北朝鮮は2021年の東京五輪に、新型コロナの流行などを理由に一方的に不参加を決めたことにより、国際オリンピック委員会(IOC)から2022年末まで国際大会への出場資格停止処分を受けた。その後、処分が解け、昨秋に中国・杭州で行われたアジア大会から再び国際大会に出場し始めるようになった。アジア大会に北朝鮮は190人超の選手を送り込み、サッカーや卓球、体操、射撃などの競技に出場。金メダル11個、銀メダル18個、銅メダル10個を獲得し、総合10位だった。大会では、サッカー男子準々決勝で日本に敗れた後の北朝鮮代表の行動が波紋を呼んだりもした。勝負を分けたPKの判定に納得がいかなかったのか、試合直後、北朝鮮の選手たちが一斉に審判団のもとに詰め寄って猛抗議。一部の選手は止めに入ったが、ヒートアップした選手が主審を腕で押しのける行為をした。大会スタッフがピッチに駆け込んで制止する異例の事態となった。
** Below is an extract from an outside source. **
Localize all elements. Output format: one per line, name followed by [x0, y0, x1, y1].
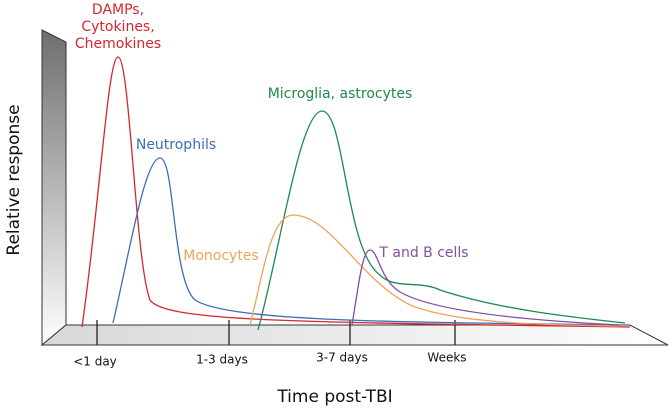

8年ぶりの北朝鮮の五輪出場に、海外メディアは選手団が先月20日にピョンヤン(平壌)を出発した時から注目した。経由地の中国の空港では胸に北朝鮮の国旗がついた白ジャケットに、青いスカートやパンツ姿の選手たちが報道陣のカメラに捉えられたが、記者らの問いかけには無言を貫いた。一行は21日にパリの空港に到着。選手村の宿舎に入ったが、韓国・聯合ニュースは24日にこれを伝えた際、「練習以外で北朝鮮選手の姿を見ることは難しく、カートに乗って移動する様子のみ捉えられた」と北朝鮮選手団の現地での様子を紹介。聯合によると、韓国の選手は取材に「食堂でも北の選手と会ったことはない」と話した。一方、26日の開会式の船上パレードで、北朝鮮の選手らは笑顔を見せ大きく手を振った。旗手は飛び込み男子のイム・ヨンミョン、柔道女子のムン・ソンヒが務めた。
ベールに包まれたままフランスの地を踏んだ北朝鮮だが、国際大会ではほとんど実績がない伏兵ペアが、卓球の混合ダブルスで堂々の銀メダルを獲得し、世界を驚かせた。リ・ジョンシク、キム・グムヨン組は1回戦で日本の張本智和・早田ひな組と対戦し、第1セットでいきなり6連続ポイントを奪うなど終始圧倒。4-1で勝利した。張本選手は試合後、「想定以上のプレーをされたかなと思う」と振り返った。北朝鮮ペアはその後も快進撃を続けて決勝へ。30日、決勝が行われ、世界1位の中国のワンチューチン、スンイーシャ組と対戦。第1ゲームは6-11で落としたが、第2ゲームは反撃して11-7。第3、4ゲームを連取され追い込まれたが、第5ゲームは奪い返した。2-4で敗れはしたものの、自国に今大会第1号のメダルをもたらした。試合後は北朝鮮の国旗を誇らしげに掲げていた。表彰式では、銅メダルの韓国選手からの「自撮り」の呼びかけに応じる場面もあった。リ選手の表情は硬かったが、キム選手は終始笑顔を見せた。メダリストを対象にした、その記者会見で、キム選手は「次は金メダルを取れるように、もっと強くなりたい」と語った一方、リ選手は多くを語らなかった。
パリ五輪に北朝鮮は卓球、レスリング、ボクシング、飛び込みなどに計16人の選手を送り込んでいる。北朝鮮選手の情報は少なく、国際大会への出場機会も多くないことから真の実力が測りづらい。この後も番狂わせを演じてくるのか、侮れない存在になっている。